The Santa Monica Police Department prepared its police report and recommended prosecution of our client and his parents. After applying for such rental assistance, our client had opened his own law office and married a woman from Brazil.
When our client learned that his parents were being investigated for grand theft, our client fled to Brazil with his wife and took all the money in his client trust account, which was money from 46 clients.
Meanwhile, his parents were prosecuted and convicted of felony grand theft and convicted. They were each placed on formal probation and ordered to pay restitution. The mom paid $3 toward $13,994 owed. The father paid nothing. When police could not locate our client, a felony bench warrant was issued.
Our client then lived in Brazil for many years before moving back to his homeland, Israel, where he lived until 2019. In 2019, he applied to return to the United States to visit his now very elderly mom in poor health. However, he could not return to the United State with a pending bench warrant and his passport had been seized by the Santa Monica Police when they searched his parents’ true residence in 1999.
The client contacted Greg Hill & Associates and asked what he could do. Greg listened to the client explain what had happened and how he wanted to return to the United States, but could not without the passport and the risk of being taken into custody due to the bench warrant once he landed in the United States.
Greg explained that because the case against him was a felony, a judge would require the client to appear in person to have the bench warrant recalled, with one narrow exception. That exception was if the client signed a proper Penal Code § 977(b) Waiver of Personal Appearance. By the Penal Code, such a waiver must be entered into in court, so it really did not apply to our client because he had not been to court yet. However, Greg explained, he had several judges accept a signed 977(b) waiver that was signed by the client, notarized and with a color copy of the client’s driver’s license or other identification. Greg cautioned that no judge is required to accept such a waiver not entered into in court, but Greg could present such a waiver and hope for the judge to allow such an appearance by him on the client’s behalf to have the warrant recalled.
Greg then prepared such a waiver and e-mailed it to the client, who was no longer in Brazil (his exact location will remain confidential). The client signed it, had it notarized and attached a copy of his Naturalization Certificate.

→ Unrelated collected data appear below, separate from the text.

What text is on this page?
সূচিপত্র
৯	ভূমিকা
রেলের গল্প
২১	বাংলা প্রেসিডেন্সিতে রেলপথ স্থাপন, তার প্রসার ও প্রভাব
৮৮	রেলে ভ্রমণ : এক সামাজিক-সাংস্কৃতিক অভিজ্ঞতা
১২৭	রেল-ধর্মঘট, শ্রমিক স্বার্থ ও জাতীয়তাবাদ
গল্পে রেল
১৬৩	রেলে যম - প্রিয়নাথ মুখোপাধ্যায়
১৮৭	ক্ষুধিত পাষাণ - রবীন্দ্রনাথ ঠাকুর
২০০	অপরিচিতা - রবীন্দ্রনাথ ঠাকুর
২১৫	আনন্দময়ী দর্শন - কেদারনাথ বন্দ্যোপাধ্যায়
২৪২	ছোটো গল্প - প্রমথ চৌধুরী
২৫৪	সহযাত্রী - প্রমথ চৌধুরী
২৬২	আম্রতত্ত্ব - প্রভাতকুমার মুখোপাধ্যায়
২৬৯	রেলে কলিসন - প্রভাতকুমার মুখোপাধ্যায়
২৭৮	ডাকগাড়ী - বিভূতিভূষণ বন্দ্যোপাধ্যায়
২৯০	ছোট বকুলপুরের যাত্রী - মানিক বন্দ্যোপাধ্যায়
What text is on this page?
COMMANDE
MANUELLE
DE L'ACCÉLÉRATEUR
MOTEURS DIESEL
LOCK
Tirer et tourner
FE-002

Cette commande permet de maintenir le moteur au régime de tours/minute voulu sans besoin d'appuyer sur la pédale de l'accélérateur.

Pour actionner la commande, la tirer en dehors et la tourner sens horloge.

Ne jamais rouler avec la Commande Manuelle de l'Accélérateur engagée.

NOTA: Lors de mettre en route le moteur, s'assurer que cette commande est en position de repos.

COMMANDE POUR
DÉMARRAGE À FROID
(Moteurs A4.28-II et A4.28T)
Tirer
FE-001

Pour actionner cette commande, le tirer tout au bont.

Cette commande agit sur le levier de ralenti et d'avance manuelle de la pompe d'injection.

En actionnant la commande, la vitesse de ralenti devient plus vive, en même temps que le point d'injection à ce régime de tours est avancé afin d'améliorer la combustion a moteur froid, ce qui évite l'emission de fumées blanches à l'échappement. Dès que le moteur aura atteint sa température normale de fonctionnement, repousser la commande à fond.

Greg then went to court and attempted to appear for the client to have the bench warrant recalled. The judge did not allow such a waiver, but he did look at the case closely and appreciated the intent of the client to resolve the case. The judge then asked the prosecutor if she would dismiss the case if our client paid the $13,994 allegedly stolen by our client and his two parents. If the case was dismissed, then the judge would recall the warrant.
Our client agreed and Greg thereafter paid the $13,994 to the Santa Monica Housing Authority after our client wired it to the firm trust account. Greg then paid the full amount by a cashier’s check and took the signed receipt of this payment to the court.
The District Attorney, good to her word, then agreed to dismiss the case and the judge recalled the bench warrant. Greg then retrieved the client’s passport from the Santa Monica Police and Fed-Ex’d it to our client and he happily returned to the United States.
It merits mention that this result was essentially a civil compromise of a felony case, which is normally not allowed under Penal Code §§ 1377 and 1378, which limit a civil compromise to a misdemeanor case. The client was very happy with this result, as he avoided a conviction.